Any ideas what could be causing this to occur? The parameters being passed into ExecuteSQL are all either String or Integer type so database should be interpreting them fine.

Google say check it the source string len fit into the target field size.
or u used smalldatetime and not datetime in your ms sql table and have a source datetime field in your crud system.

I think I have identified the issue. I am passing too many arguments into ExecuteSQL as I have already specified NULL in VALUES in sql insert statement for many of those parameters. Is it possible to conditionally pass in arguments to ExecuteSQL for paramaters that are not NULL? I can’t simply pass in a comma separated string of all desired parameters into EexecuteSQL so not sure how I can achieve what I want?

@Bob_Grommes fyi, this is following your suggested method so not sure how you have made this work?

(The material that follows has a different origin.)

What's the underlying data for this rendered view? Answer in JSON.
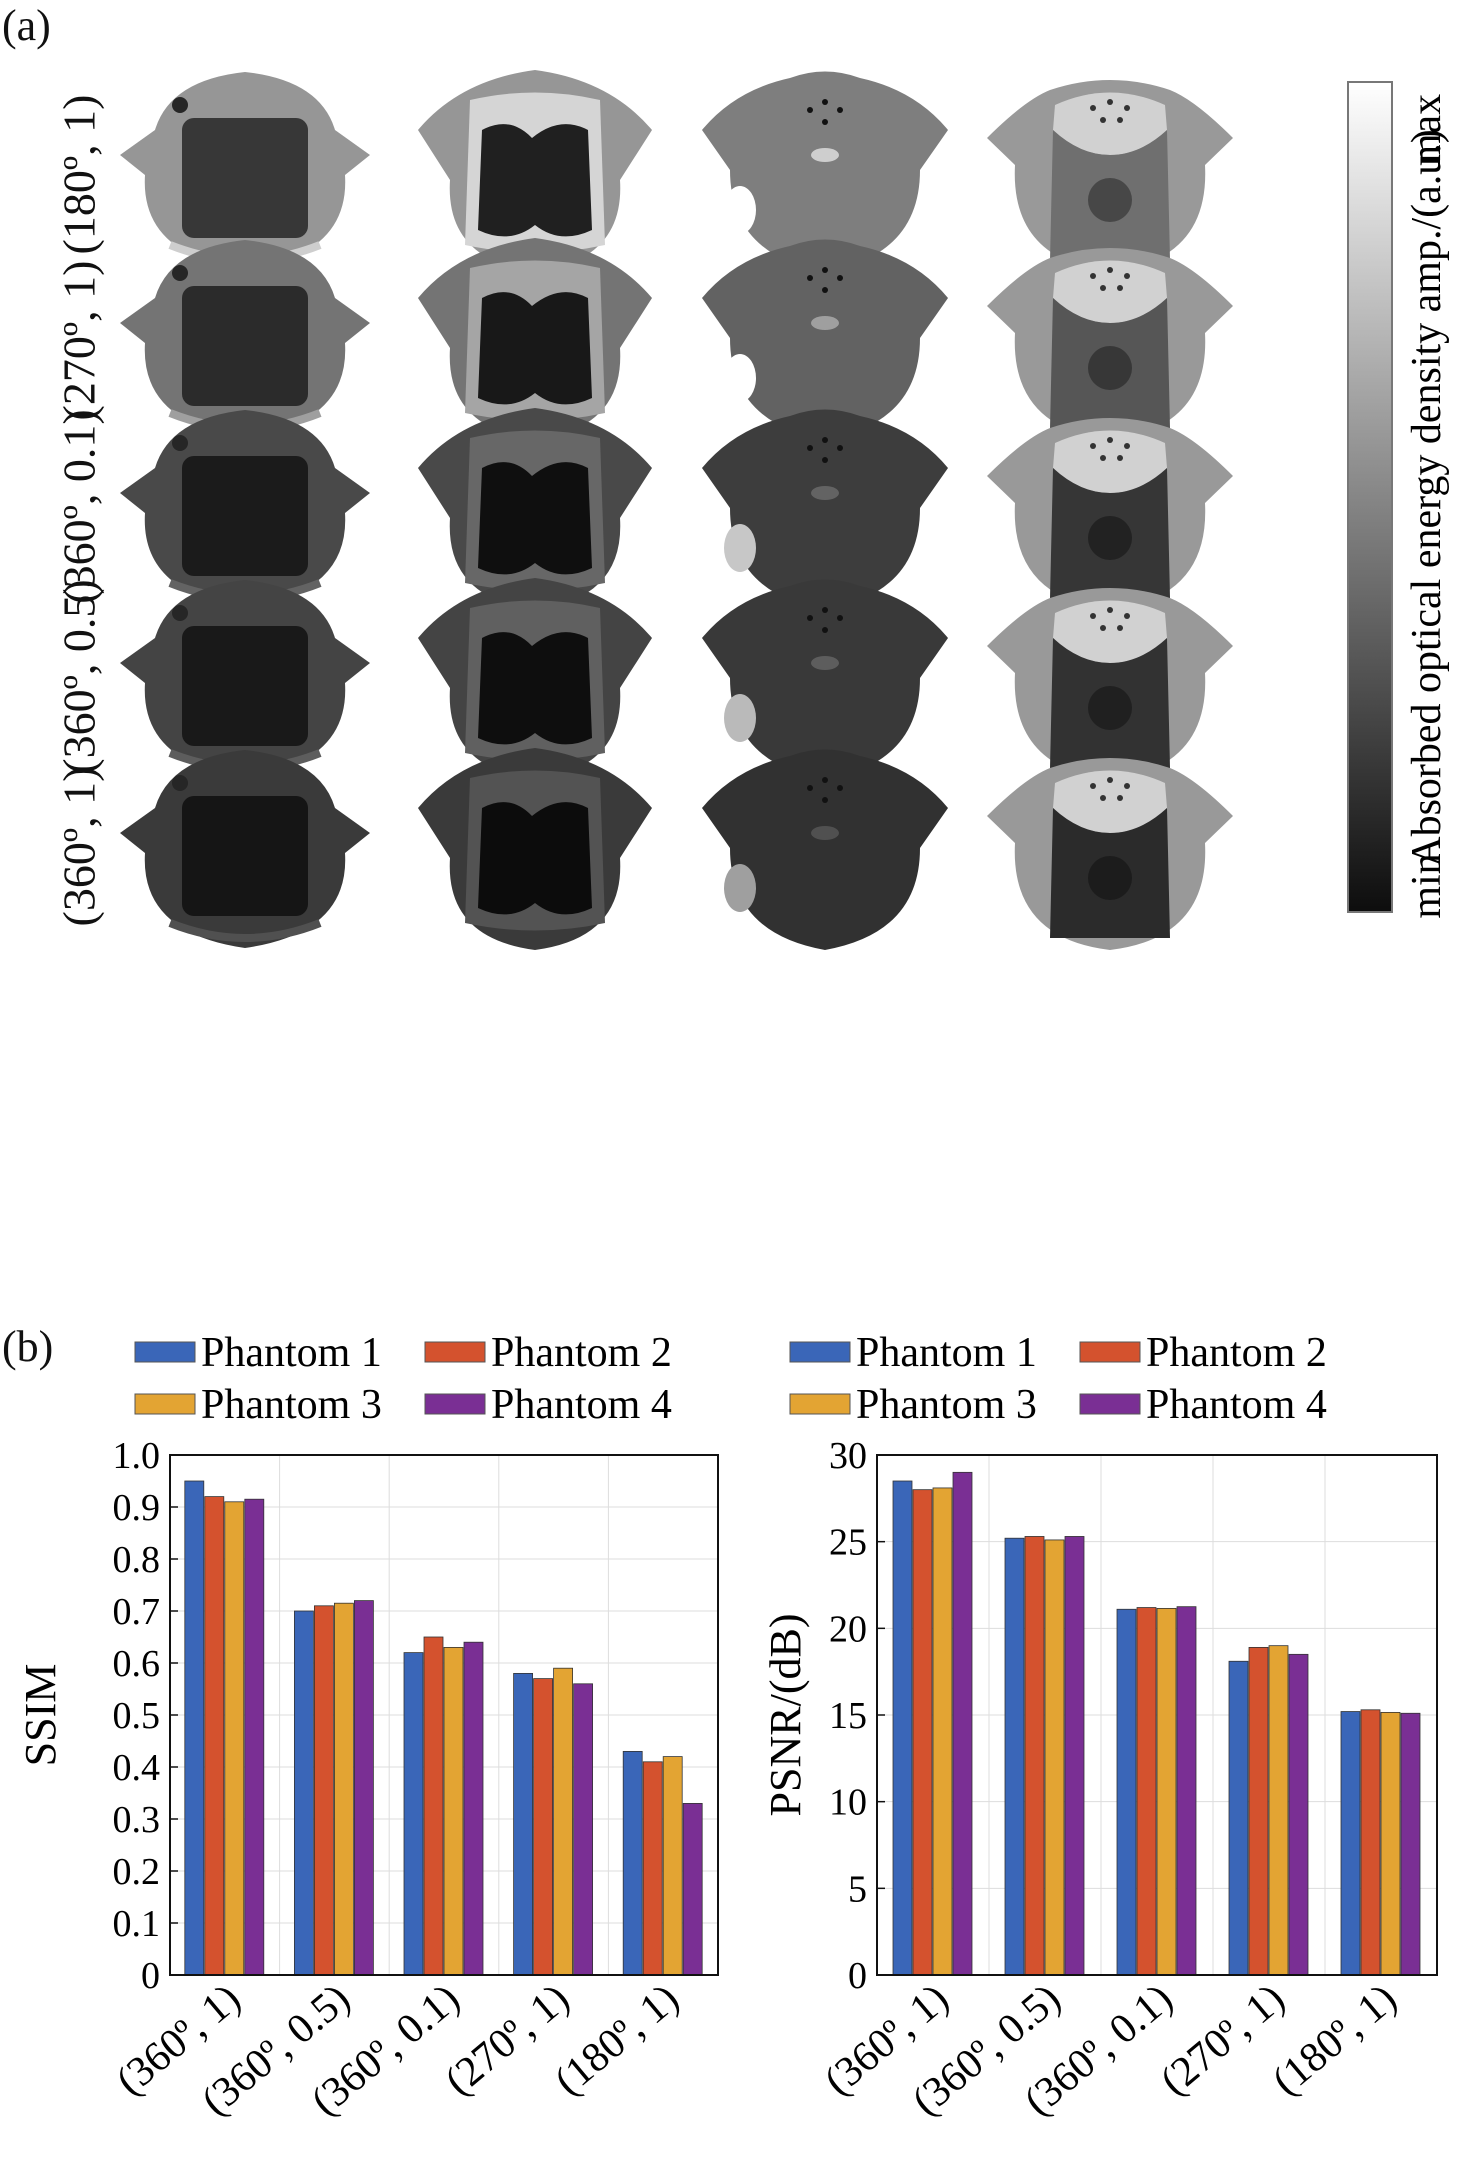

I realised I could pass in parameters as an array of values into ExecuteSQL, which I have tried. But now I am getting the default Session interrupt message:

We are having trouble communicating with the server. Please wait a moment while we attempt to reconnect.

The issue here related to the session interrupt message has been solved. This is because passing an array to ExecuteSQL containing at least one empty string does not work. The bug was identified here.

ExecuteSQL parameter array data types - Targets / Web - Xojo Programming Forum

I meant to suggest passing the same arguments for the same columns each time – just that when you want them to be NULL on the database side, pass Nil instead of the normal value. You will then need parameter substitutions in the SQL for all columns.